Es este lugar preciso el que perturba mis impenetrables noches en las cuales el sonido más nítido pasa desapercibido tapado por la majestuosa calma que abruma mi ser, y con él, mis oídos.
Es este espacio imperecedero y etéreo a la par el que no deseo a nadie. Esta situación que retomo como quien retoma la minuciosa decoración de un hogar sin acabar y unas habitaciones sin vida.
El sutil brillo de fondo deja entrever los detalles más notorios que desdibujan las delicadezas del paisaje frío y urbano que adormecen mis ojos en cuanto alzo la vista.
Los caminantes que pasean ocupados y ensimismados en sus propios pensamientos golpean sin cesar mi brazo y me devuelven a la realidad constantemente, alejándome de la atenta y suave sensación de estar inmersa en mi mente y mi perplejidad ante tal escenario.
Bajo mis pies, un suelo castigado y mugriento que revela los detalles más escabrosos de las tantas historias vividas y por vivir de aquel emblemático horizonte que apenas es visible entre la muchedumbre y el gentío civil.
Mis pasos concisos perturban la seguridad de los muchos futuros pasajeros que se balancean entre sus propias pisadas y que se distraen con cualquier ocupación, tal como escuchar música o leer cualquier sandez.
Me miran con reparo mientras observan mi vestimenta.

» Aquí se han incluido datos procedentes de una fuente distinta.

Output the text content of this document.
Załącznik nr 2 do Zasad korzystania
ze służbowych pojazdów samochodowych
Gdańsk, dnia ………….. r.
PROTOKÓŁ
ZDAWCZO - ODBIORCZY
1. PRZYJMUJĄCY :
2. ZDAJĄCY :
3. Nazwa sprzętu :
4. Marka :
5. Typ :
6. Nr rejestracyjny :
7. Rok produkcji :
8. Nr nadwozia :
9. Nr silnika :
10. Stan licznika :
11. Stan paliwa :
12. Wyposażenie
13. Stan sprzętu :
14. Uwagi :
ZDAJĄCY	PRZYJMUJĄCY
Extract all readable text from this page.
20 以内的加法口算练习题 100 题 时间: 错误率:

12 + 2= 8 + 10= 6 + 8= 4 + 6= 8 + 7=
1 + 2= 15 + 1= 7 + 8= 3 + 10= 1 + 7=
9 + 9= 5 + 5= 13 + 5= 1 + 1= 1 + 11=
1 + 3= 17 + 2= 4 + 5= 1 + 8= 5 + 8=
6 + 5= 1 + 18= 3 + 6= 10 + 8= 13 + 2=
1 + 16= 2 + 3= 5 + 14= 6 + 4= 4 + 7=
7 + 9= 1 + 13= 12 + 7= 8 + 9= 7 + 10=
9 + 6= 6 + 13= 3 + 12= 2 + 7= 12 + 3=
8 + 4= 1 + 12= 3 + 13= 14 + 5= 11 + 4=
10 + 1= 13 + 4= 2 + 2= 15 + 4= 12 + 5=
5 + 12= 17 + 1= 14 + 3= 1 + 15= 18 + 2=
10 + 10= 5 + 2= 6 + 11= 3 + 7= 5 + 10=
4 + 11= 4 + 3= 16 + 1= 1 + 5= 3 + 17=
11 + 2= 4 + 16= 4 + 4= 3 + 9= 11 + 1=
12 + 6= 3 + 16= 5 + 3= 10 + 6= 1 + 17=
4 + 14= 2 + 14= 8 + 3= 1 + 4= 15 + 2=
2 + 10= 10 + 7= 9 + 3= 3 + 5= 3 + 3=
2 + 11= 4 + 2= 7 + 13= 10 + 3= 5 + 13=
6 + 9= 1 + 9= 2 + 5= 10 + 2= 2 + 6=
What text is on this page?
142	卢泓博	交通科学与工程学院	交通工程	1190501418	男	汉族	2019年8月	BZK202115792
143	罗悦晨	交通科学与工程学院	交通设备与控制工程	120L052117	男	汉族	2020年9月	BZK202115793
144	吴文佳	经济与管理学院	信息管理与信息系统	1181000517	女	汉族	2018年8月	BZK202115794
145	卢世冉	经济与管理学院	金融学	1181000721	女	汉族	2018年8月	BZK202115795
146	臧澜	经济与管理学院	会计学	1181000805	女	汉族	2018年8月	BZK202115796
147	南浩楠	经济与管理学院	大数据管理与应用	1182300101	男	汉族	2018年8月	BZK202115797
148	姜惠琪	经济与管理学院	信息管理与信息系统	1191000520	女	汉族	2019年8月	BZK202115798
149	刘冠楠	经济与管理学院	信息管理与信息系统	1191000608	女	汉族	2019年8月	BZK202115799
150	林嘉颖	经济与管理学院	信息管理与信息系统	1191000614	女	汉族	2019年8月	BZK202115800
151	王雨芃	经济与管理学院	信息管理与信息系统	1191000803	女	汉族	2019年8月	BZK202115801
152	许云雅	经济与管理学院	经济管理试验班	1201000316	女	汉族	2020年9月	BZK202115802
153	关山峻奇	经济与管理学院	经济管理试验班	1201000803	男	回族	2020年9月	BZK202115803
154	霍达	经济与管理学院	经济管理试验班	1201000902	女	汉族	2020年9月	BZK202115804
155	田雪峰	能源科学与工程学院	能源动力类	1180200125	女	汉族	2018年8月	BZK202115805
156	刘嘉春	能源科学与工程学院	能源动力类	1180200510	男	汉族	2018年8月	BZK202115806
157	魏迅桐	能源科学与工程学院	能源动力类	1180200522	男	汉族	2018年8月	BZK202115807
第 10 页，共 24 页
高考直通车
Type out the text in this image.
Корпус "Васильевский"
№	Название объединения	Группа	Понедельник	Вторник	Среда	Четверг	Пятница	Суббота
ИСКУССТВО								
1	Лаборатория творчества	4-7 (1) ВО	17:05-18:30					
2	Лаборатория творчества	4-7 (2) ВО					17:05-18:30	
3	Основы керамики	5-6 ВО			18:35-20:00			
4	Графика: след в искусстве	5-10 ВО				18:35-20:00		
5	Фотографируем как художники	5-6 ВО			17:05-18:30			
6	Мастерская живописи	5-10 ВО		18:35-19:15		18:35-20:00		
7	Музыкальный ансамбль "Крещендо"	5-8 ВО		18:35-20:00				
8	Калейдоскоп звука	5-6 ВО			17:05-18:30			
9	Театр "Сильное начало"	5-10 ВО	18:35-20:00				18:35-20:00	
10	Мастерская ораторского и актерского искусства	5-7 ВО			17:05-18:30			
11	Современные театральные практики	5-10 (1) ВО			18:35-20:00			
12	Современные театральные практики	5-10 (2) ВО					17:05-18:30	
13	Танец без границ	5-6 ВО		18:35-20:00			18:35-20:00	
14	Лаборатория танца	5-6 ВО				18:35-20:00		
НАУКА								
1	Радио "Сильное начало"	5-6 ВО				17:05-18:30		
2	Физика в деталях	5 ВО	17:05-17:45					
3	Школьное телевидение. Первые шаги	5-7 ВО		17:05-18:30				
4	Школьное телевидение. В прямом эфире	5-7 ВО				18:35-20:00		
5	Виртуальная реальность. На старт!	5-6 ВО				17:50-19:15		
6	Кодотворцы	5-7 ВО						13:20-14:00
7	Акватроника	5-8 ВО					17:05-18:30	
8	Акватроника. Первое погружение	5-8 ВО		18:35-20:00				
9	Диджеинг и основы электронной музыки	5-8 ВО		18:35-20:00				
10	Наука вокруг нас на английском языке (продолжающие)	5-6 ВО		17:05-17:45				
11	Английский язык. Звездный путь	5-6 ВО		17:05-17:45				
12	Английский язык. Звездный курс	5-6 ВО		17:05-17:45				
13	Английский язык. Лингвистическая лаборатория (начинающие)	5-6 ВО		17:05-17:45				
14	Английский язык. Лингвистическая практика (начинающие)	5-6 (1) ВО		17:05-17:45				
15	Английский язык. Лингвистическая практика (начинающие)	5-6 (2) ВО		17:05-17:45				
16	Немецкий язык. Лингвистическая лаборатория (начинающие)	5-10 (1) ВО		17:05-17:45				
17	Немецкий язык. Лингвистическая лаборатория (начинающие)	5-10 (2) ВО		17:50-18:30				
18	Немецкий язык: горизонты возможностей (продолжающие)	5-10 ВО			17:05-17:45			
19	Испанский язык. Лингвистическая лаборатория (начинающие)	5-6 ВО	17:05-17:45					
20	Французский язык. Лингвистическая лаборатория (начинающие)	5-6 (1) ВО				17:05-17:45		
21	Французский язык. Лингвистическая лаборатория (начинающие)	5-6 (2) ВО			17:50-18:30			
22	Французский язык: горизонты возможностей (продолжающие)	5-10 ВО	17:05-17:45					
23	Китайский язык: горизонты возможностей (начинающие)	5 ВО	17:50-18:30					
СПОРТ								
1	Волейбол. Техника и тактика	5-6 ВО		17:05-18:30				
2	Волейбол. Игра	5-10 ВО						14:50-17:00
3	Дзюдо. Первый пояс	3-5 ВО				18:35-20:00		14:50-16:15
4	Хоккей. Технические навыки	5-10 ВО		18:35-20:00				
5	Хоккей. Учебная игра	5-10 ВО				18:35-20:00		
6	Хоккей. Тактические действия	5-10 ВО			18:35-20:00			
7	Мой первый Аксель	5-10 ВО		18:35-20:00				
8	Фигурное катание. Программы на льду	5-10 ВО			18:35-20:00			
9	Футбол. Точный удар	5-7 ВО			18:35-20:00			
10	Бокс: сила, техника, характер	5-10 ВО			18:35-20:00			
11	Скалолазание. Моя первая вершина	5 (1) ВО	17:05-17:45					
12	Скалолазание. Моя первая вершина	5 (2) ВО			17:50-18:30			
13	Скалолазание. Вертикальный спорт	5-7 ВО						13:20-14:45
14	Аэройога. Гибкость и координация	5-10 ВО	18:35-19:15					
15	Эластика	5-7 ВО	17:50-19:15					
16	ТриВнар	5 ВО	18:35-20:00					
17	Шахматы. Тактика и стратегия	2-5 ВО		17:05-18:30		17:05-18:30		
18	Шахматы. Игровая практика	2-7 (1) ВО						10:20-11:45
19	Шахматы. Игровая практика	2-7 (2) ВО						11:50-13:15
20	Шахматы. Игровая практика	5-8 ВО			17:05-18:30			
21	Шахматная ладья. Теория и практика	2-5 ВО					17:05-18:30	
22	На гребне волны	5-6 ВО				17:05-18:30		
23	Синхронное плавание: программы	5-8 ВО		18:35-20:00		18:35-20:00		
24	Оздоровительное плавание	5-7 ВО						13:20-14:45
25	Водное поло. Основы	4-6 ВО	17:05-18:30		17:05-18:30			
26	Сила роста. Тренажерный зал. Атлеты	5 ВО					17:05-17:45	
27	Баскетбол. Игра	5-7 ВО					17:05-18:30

Comprueban cada prenda que porto y pronto sus ojos caen en mi sombrero negro para después coincidir con mi mirada furtiva, atenta a cada expresión o gesto de los que me contemplan. No demoran en perder el interés por mí y continúan con su itinerario.
Me dirijo convencida hacia mi destino. Compruebo varias veces el billete que asgo. Lo entrego. Camino sin pausa y me introduzco en el lugar donde pasaré las próximas tres horas.
Anuncian los últimos minutos para entrar. Se cierran las puertas. Comienza el viaje.
Y con él, mi esperanza resucita y se renueva sin ser yo consciente de ello, mientras observo distraída los últimos instantes de mi eterna y prematura ciudad.